Lavenia Tinai
- Born: September 7, 1990 (age 35)
- Height: 1.65 m (5 ft 5 in)
- Weight: 57 kg (126 lb; 9 st 0 lb)

Rugby union career

National sevens team
- Years: Team / Comps
- 2012-Present: Fiji
- Medal record
Representing Fiji
Women's rugby sevens
Summer Olympics
| Bronze medal – third place | 2020 Tokyo | Team competition |
Commonwealth Games
| Silver medal – second place | 2022 Birmingham | Team competition |
Pacific Games
| Gold medal – first place | 2015 Port Moresby | Team competition |
| Gold medal – first place | 2019 Apia | Team competition |
| Gold medal – first place | 2023 Honiara | Team competition |

= Lavenia Tinai =

Fijian rugby union player (born 1990)

Lavenia Tinai (born September 7, 1990) is a Fijian rugby union player.
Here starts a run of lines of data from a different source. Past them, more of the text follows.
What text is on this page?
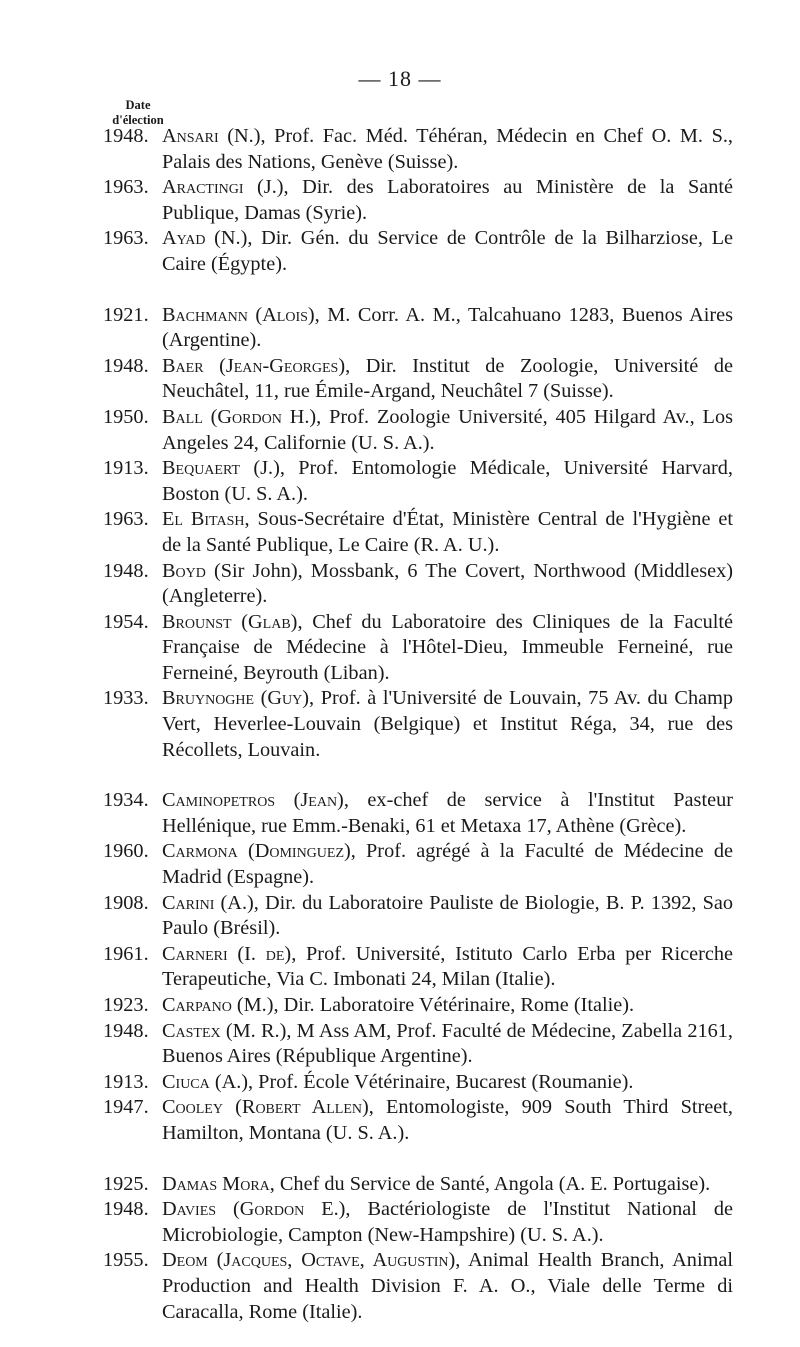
— 18 —
Date
d'élection
1948. Ansari (N.), Prof. Fac. Méd. Téhéran, Médecin en Chef O. M. S., Palais des Nations, Genève (Suisse).
1963. Aractingi (J.), Dir. des Laboratoires au Ministère de la Santé Publique, Damas (Syrie).
1963. Ayad (N.), Dir. Gén. du Service de Contrôle de la Bilharziose, Le Caire (Égypte).
1921. Bachmann (Alois), M. Corr. A. M., Talcahuano 1283, Buenos Aires (Argentine).
1948. Baer (Jean-Georges), Dir. Institut de Zoologie, Université de Neuchâtel, 11, rue Émile-Argand, Neuchâtel 7 (Suisse).
1950. Ball (Gordon H.), Prof. Zoologie Université, 405 Hilgard Av., Los Angeles 24, Californie (U. S. A.).
1913. Bequaert (J.), Prof. Entomologie Médicale, Université Harvard, Boston (U. S. A.).
1963. El Bitash, Sous-Secrétaire d'État, Ministère Central de l'Hygiène et de la Santé Publique, Le Caire (R. A. U.).
1948. Boyd (Sir John), Mossbank, 6 The Covert, Northwood (Middlesex) (Angleterre).
1954. Brounst (Glab), Chef du Laboratoire des Cliniques de la Faculté Française de Médecine à l'Hôtel-Dieu, Immeuble Ferneiné, rue Ferneiné, Beyrouth (Liban).
1933. Bruynoghe (Guy), Prof. à l'Université de Louvain, 75 Av. du Champ Vert, Heverlee-Louvain (Belgique) et Institut Réga, 34, rue des Récollets, Louvain.
1934. Caminopetros (Jean), ex-chef de service à l'Institut Pasteur Hellénique, rue Emm.-Benaki, 61 et Metaxa 17, Athène (Grèce).
1960. Carmona (Dominguez), Prof. agrégé à la Faculté de Médecine de Madrid (Espagne).
1908. Carini (A.), Dir. du Laboratoire Pauliste de Biologie, B. P. 1392, Sao Paulo (Brésil).
1961. Carneri (I. de), Prof. Université, Istituto Carlo Erba per Ricerche Terapeutiche, Via C. Imbonati 24, Milan (Italie).
1923. Carpano (M.), Dir. Laboratoire Vétérinaire, Rome (Italie).
1948. Castex (M. R.), M Ass AM, Prof. Faculté de Médecine, Zabella 2161, Buenos Aires (République Argentine).
1913. Ciuca (A.), Prof. École Vétérinaire, Bucarest (Roumanie).
1947. Cooley (Robert Allen), Entomologiste, 909 South Third Street, Hamilton, Montana (U. S. A.).
1925. Damas Mora, Chef du Service de Santé, Angola (A. E. Portugaise).
1948. Davies (Gordon E.), Bactériologiste de l'Institut National de Microbiologie, Campton (New-Hampshire) (U. S. A.).
1955. Deom (Jacques, Octave, Augustin), Animal Health Branch, Animal Production and Health Division F. A. O., Viale delle Terme di Caracalla, Rome (Italie).
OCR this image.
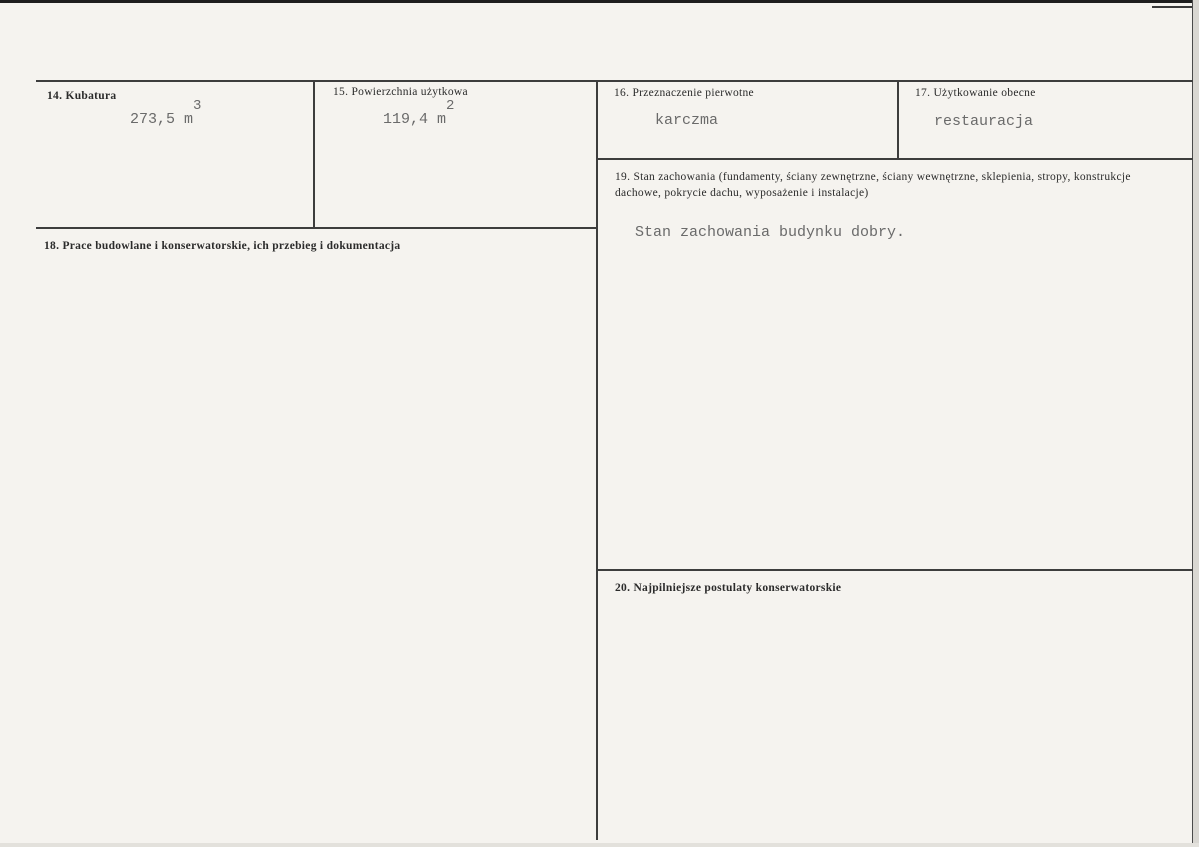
14. Kubatura
273,5 m
3
15. Powierzchnia użytkowa
119,4 m
2
16. Przeznaczenie pierwotne
karczma
17. Użytkowanie obecne
restauracja
18. Prace budowlane i konserwatorskie, ich przebieg i dokumentacja
19. Stan zachowania (fundamenty, ściany zewnętrzne, ściany wewnętrzne, sklepienia, stropy, konstrukcje dachowe, pokrycie dachu, wyposażenie i instalacje)
Stan zachowania budynku dobry.
20. Najpilniejsze postulaty konserwatorskie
She represents Fiji in rugby sevens and made her debut in 2012. She was selected to represent Fiji at the 2016 Summer Olympics as a member of the Fiji women's sevens team. She is the sister of former Fiji 7's rep, Ilai Tinai.

Tinai competed for Fiji in rugby sevens at the 2020 Summer Olympics and won a bronze medal at the event. She was part of the Fijiana sevens team that won the silver medal at the 2022 Commonwealth Games in Birmingham. She later competed at the Rugby World Cup Sevens in Cape Town.